Bol bol öksürerek, bu arada ciğerlerimi, kalbimi, beynimi ve bütün göğüs kaslarımı zorlayarak fazlasıyla acı çekmiş olsam da, meğer bu acıların bile sonunda bir hayır varmış.
Meğer her öksürükle, şarıl şarıl akan bir burunla ve bedenimin ağrıyan her köşesiyle, geçtiğimiz aylarda biriktirdiğim tüm sıkıntılar, stresler ve bezginlikler de bedenimi terketmekteymiş. Ve meğer benim böylesi bir arınmaya tahminimin de ötesinde ihtiyacım varmış.
Dün günler sonra ilk defa sokağa adımımı atıp işe gelirken bir mutluluk, bir yaşama sevinci ki sormayın gitsin. Metrobüste yer kavgası için birbirleriyle itişip kakışan koca koca amcaları bile gülen bir surat ve kavgacı insanlarımıza bile kalbimde yer açmış bir 'aptal saflığıyla' izledim. Neredeyse üzülmesinler diye kendi yerimi bile onlara verecektim.

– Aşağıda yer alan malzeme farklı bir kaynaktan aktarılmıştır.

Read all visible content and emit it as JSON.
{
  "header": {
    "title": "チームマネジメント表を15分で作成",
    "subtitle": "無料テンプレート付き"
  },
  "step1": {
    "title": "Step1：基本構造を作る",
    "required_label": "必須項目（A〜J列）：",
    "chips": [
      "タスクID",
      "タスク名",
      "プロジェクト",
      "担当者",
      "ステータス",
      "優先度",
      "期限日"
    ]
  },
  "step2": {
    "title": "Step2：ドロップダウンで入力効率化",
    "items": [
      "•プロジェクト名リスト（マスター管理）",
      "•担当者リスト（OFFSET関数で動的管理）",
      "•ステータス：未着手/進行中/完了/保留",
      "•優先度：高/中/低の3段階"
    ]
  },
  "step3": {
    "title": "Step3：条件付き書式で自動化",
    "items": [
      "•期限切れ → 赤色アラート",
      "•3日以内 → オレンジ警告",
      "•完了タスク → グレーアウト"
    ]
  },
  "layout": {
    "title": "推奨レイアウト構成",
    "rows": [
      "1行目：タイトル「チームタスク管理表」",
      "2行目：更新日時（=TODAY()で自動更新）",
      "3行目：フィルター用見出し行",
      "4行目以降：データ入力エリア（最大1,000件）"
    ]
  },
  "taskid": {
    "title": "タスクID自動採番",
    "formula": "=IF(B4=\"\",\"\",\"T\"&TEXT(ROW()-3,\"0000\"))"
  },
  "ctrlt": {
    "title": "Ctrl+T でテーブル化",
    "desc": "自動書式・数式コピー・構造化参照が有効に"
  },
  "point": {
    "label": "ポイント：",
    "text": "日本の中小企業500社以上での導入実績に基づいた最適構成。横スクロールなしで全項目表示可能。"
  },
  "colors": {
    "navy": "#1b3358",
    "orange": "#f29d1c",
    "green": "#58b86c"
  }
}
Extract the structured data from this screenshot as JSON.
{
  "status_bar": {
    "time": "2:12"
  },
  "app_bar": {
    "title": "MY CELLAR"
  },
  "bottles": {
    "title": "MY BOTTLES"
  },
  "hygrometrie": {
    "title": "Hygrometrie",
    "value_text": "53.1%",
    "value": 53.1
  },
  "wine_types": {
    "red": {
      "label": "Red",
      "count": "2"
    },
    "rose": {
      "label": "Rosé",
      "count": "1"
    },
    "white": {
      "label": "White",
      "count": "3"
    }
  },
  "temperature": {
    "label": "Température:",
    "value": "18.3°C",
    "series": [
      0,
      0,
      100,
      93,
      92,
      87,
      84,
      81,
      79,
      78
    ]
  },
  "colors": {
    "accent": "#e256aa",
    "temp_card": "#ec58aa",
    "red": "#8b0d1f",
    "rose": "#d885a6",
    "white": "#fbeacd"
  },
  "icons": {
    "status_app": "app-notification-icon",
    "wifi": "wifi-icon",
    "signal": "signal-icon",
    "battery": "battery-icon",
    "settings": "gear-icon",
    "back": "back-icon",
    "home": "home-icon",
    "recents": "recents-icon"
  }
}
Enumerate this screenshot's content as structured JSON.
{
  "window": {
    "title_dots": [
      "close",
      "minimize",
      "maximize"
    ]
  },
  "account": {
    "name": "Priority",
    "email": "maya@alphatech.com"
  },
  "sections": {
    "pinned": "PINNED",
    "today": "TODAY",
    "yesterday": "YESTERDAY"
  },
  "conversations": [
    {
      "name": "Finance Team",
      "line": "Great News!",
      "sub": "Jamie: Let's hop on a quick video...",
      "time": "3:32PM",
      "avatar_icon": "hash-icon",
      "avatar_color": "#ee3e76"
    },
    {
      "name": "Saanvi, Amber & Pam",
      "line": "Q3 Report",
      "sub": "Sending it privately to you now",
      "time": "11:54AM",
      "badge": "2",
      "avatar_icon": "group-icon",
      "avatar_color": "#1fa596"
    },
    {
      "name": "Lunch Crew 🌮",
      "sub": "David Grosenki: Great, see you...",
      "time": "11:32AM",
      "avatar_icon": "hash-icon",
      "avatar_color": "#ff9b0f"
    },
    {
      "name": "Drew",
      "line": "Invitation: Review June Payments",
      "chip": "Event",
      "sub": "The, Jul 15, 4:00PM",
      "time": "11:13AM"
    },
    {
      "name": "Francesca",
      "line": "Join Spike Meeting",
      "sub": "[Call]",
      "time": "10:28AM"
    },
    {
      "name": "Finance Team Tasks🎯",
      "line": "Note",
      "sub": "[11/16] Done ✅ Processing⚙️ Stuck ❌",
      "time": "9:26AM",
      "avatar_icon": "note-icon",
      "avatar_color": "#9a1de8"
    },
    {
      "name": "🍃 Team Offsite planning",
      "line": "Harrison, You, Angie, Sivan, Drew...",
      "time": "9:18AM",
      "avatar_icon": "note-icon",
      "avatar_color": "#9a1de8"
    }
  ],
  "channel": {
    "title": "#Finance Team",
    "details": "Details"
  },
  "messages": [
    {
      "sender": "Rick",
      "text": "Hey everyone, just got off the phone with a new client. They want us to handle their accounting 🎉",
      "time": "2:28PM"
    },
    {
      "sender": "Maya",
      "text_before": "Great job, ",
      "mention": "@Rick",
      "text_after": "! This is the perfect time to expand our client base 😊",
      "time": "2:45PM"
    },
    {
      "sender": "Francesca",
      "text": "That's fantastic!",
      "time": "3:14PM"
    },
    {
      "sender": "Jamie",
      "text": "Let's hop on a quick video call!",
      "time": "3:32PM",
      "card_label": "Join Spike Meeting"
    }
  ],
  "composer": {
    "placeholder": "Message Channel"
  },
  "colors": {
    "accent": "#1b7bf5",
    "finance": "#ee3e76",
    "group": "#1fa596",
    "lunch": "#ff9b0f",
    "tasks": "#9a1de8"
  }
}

Sanki uzunca zamandır sırf bu gittikçe vahşileşen insanlara tahammülümün kalmamasından ötürü uzaklaşmayı, buraları terketmeyi düşünen insan ben değilmişim gibi.
Yani demem odur ki, bu hastalık uzun zamandır ihtiyacım olan ve bana bunu ancak bir tatilin sağlayabileceğine inandığım bir arınmanın vesilesi oluverdi. Neye niyet neye kısmet!